Caspian, a post-rock band from Beverly, Mass., had some things to say with their latest album, Dust and Disquiet, which was released in September 2015. Usually mostly an instrumental rock group that uses vocals for melody to blend with the instrumentals, Caspian’s latest departs from that tendency.
“We’ve had vocals here and there on our past records, but mostly used for melodic instrumentation,” said Philip Jamieson, who plays guitars, keyboards and synthesizers for the group. “But this time we lifted up the curtain a little and really exposed some really direct, in your face, discernible vocals. So that’s the number one thing that we always point to.
“I think we’re always going to love electric guitars, we’re always going to love crescendos and dramatics and those high peaks, but how we get to those and how we maneuver our songwriting to achieving those big dramatic moments is always kind of evolving.”15
Jamieson said that the group approached songwriting in a different way than they usually do, hoping to challenge themselves. In addition to giving the vocals more space on Dust and Disquiet, Jamieson said that the group also includes horns and synthesizers on the record.

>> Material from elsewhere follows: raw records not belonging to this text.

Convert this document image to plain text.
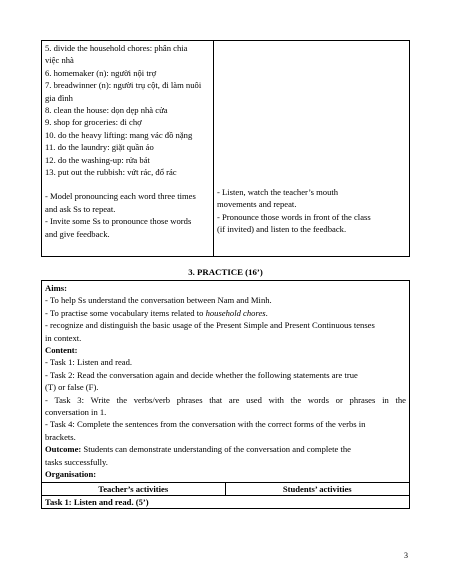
5. divide the household chores: phân chia
việc nhà
6. homemaker (n): người nội trợ
7. breadwinner (n): người trụ cột, đi làm nuôi
gia đình
8. clean the house: dọn dẹp nhà cửa
9. shop for groceries: đi chợ
10. do the heavy lifting: mang vác đồ nặng
11. do the laundry: giặt quần áo
12. do the washing-up: rửa bát
13. put out the rubbish: vứt rác, đổ rác
- Model pronouncing each word three times
and ask Ss to repeat.
- Invite some Ss to pronounce those words
and give feedback.
- Listen, watch the teacher’s mouth
movements and repeat.
- Pronounce those words in front of the class
(if invited) and listen to the feedback.
3. PRACTICE (16’)
Aims:
- To help Ss understand the conversation between Nam and Minh.
- To practise some vocabulary items related to household chores.
- recognize and distinguish the basic usage of the Present Simple and Present Continuous tenses
in context.
Content:
- Task 1: Listen and read.
- Task 2: Read the conversation again and decide whether the following statements are true
(T) or false (F).
- Task 3: Write the verbs/verb phrases that are used with the words or phrases in the
conversation in 1.
- Task 4: Complete the sentences from the conversation with the correct forms of the verbs in
brackets.
Outcome: Students can demonstrate understanding of the conversation and complete the
tasks successfully.
Organisation:
Teacher’s activities	Students’ activities
Task 1: Listen and read. (5’)
3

“The way we approached songwriting for this album was definitely more ambitious for us and we wanted to challenge ourselves and sort of earn those big crescendos instead of having them be predictable and serve them up on a silver platter,” he said.
“That’s where a lot of the work came in and that’s where a lot of the experimentation in terms of the way we laid out these stories for people [came in].”
And Caspian’s fans didn’t balk at the risks the band took on Dust and Disquiet. Jamieson said the reception he’s received from fans while they’ve been on tour since the record dropped has been positive.
“It’s been really positive. We definitely took some more risks on this record and we made ourselves a little bit more vulnerable,” Jamieson said.
“I think because we’ve been doing this a while we’re more open to criticism and we expected, maybe subconsciously, to receive more criticism. But it’s been great. Our fans are really open-minded, so they kept rolling through the story with us. I guess it was a pleasant surprise that it was received the way it has been.”
One of the galvanizing events that led Caspian to express themselves the way they did on their latest album was the death of Chris Friedrich, the group’s founding bassist, in August 2013. In announcing Friedrich’s death on their Facebook page, Caspian said he “epitomized the heart and soul” of the group.
“I think that in a way that [his death] was galvanizing for us,” Jamieson said. “It put us through the wringer, through lots of different emotions…that we’re still sort of unpacking. I don’t think there’s a period at the end of the sentence, it’s going to be an exploration for us. We found ourselves wanting to press forward and wanting to keep making music and honor him, so now our music has that added purpose to it and it always will be built into it.”